Wood Engraving Wednesday
CLIFFORD WEBB
This week we present the four wood engravings by the English artist, illustrator, writer, and wood engraver Clifford Webb (1894–1972) in the Golden Cockerel Press 1936-1943 bibliography, Pertelote, A Sequel to Chanticleer, printed in London by the Press’s co-owners at the time, Christopher Sandford and Owen Rutter.
Clifford Webb was a favored illustrator for Golden Cockerel publications, illustrating eight books for the press. After serving in the British army during WWI, Webb studied at the Westminster School of Art from 1919 to 1922, after which he taught for a few years at Central School of Art in Birmingham. He established a reputation as one of the great wood engravers of the 20th century and developed a distinctive engraving style. Simon Brett (1943-2024), one of the great British wood engravers of the following generation, noted in his 2019 book on the life and work of Clifford Webb, that Webb "re-thought how things could be depicted on an engraved surface. He broke boundaries!”

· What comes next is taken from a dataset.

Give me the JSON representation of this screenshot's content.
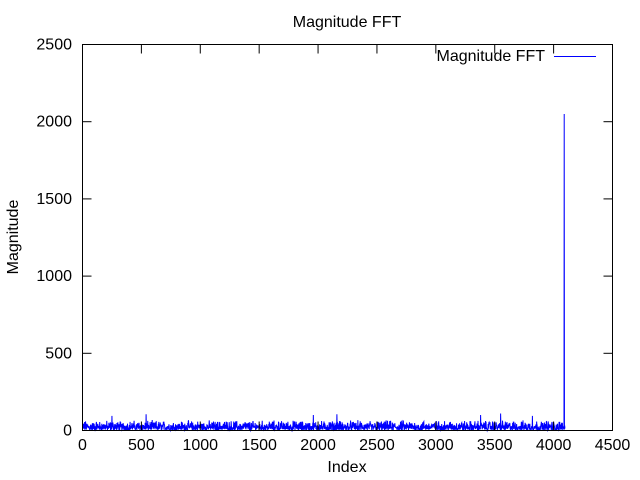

The first image is one of four engravings Webb produced for the 1939 Golden Cockerel Press edition of The Country of the Blind by H. G. Wells. The next is one of six engravings for the 1937 edition of Ana the Runner by Patrick Miller, and the last two images are from the 1938 edition of The White Llama by Ventura García-Calderón, a translation of Calderón's La venganza del cóndor, with eight engravings by Webb.
Our copy of Pertelote is another donation from our late friend Jerry Buff (1931-2025).